Hello everyone,
I was enjoying my little dual-boot Win10+Ubuntu with GTX 1080Ti server for the last 2 weeks until it became unstable this morning so I ran a bunch of “sudo apt-get install/update/upgrade”.
I can’t recall at what stage it went really wrong but suddenly I got flooded with pink-box messages, when starting notebooks, such as:
INFO (theano.gof.compilelock): Waiting for existing lock by process ‘2478’ (I am process ‘2680’)

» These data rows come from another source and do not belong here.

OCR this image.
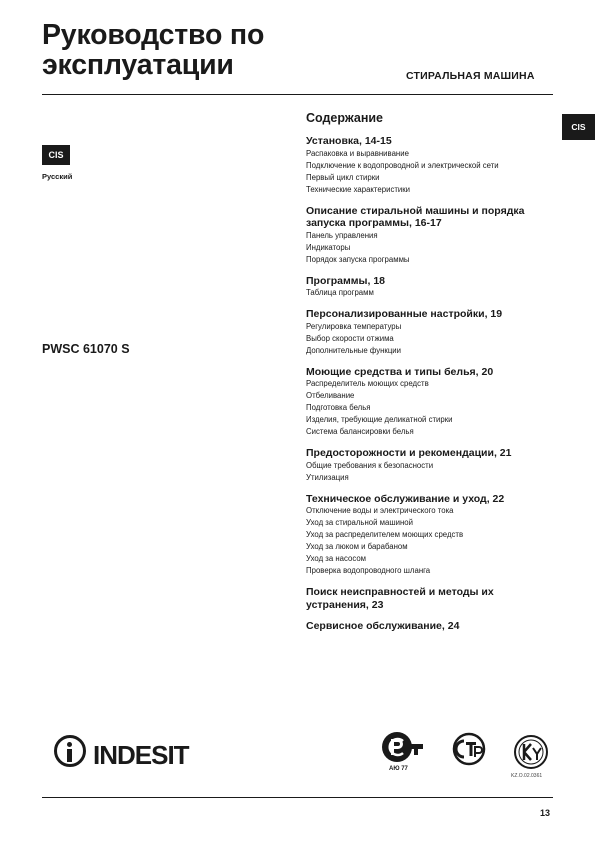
Руководство по
эксплуатации	СТИРАЛЬНАЯ МАШИНА
CIS
Русский
CIS
PWSC 61070 S
Содержание
Установка, 14-15
Распаковка и выравнивание
Подключение к водопроводной и электрической сети
Первый цикл стирки
Технические характеристики
Описание стиральной машины и порядка запуска программы, 16-17
Панель управления
Индикаторы
Порядок запуска программы
Программы, 18
Таблица программ
Персонализированные настройки, 19
Регулировка температуры
Выбор скорости отжима
Дополнительные функции
Моющие средства и типы белья, 20
Распределитель моющих средств
Отбеливание
Подготовка белья
Изделия, требующие деликатной стирки
Система балансировки белья
Предосторожности и рекомендации, 21
Общие требования к безопасности
Утилизация
Техническое обслуживание и уход, 22
Отключение воды и электрического тока
Уход за стиральной машиной
Уход за распределителем моющих средств
Уход за люком и барабаном
Уход за насосом
Проверка водопроводного шланга
Поиск неисправностей и методы их устранения, 23
Сервисное обслуживание, 24
INDESIT	AЮ 77
KZ.O.02.0361
13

INFO (theano.gof.compilelock): To manually release the lock, delete /home/eric/.theano/compiledir_Linux-4.8–generic-x86_64-with-debian-stretch-sid-x86_64-2.7.13-64/lock_dir
or
1 #define _CUDA_NDARRAY_C
2
3 #include <Python.h>
4 #include <structmember.h>
5 #include “theano_mod_helper.h”
6
7 #include <numpy/arrayobject.h>
8 #include
9
10 #include “cuda_ndarray.cuh”
11
12 #ifndef CNMEM_DLLEXPORT
13 #define CNMEM_DLLEXPORT
14 #endif
15
16 #include “cnmem.h”
17 #include “cnmem.cpp”
18
19 //If true, when there is a gpu malloc or free error, we print the size of allocated memory on the device.
20 #define COMPUTE_GPU_MEM_USED 0
21
22 //If true, we fill with NAN allocated device memory.
23 #define ALLOC_MEMSET 0
24
25 //If true, we print out when we free a device pointer, uninitialize a
26 //CudaNdarray, or allocate a device pointer
27 #define PRINT_FREE_MALLOC 0
28
29 //If true, we do error checking at the start of functions, to make sure there
30 //is not a pre-existing error when the function is called.
31 //You probably need to set the environment variable
32 //CUDA_LAUNCH_BLOCKING=1, and/or modify the CNDA_THREAD_SYNC
33 //preprocessor macro in cuda_ndarray.cuh
34 //if you want this to work.
35 #define PRECHECK_ERROR 0
36
37 cublasHandle_t handle = NULL;
38 int* err_var = NULL;
(…)
I did multiple reinstall of Theano + Keras + CUDA: no success.
Then I wiped out Anaconda2 entirely, using the “Anaconda-clean” package from
https://docs.continuum.io/anaconda/install
followed by a brutal “rm -rf ~/anaconda2”.
Did TWO complete reinstall using the super-practical “bash install-gpu.sh” from wiki.fast.ai
http://wiki.fast.ai/index.php/Ubuntu_installation
And more tweaking here and there.
Now I can run Lesson1 cell #7 again, the “state of the art custom model in 7 lines of code with one epoch of Vgg16”.
It is slower than before: 307 sec vs. 205 sec, at least it runs.
But I keep having a nasty cuDNN message at launch:
Can not use cuDNN on context None: cannot compile with cuDNN. We got this error:
/tmp/try_flags_JuwE3B.c:4:19: fatal error: cudnn.h: No such file or directory
compilation terminated.
Mapped name None to device cuda: GeForce GTX 1080 Ti (0000:01:00.0)
Anyone encountered that ?
Eric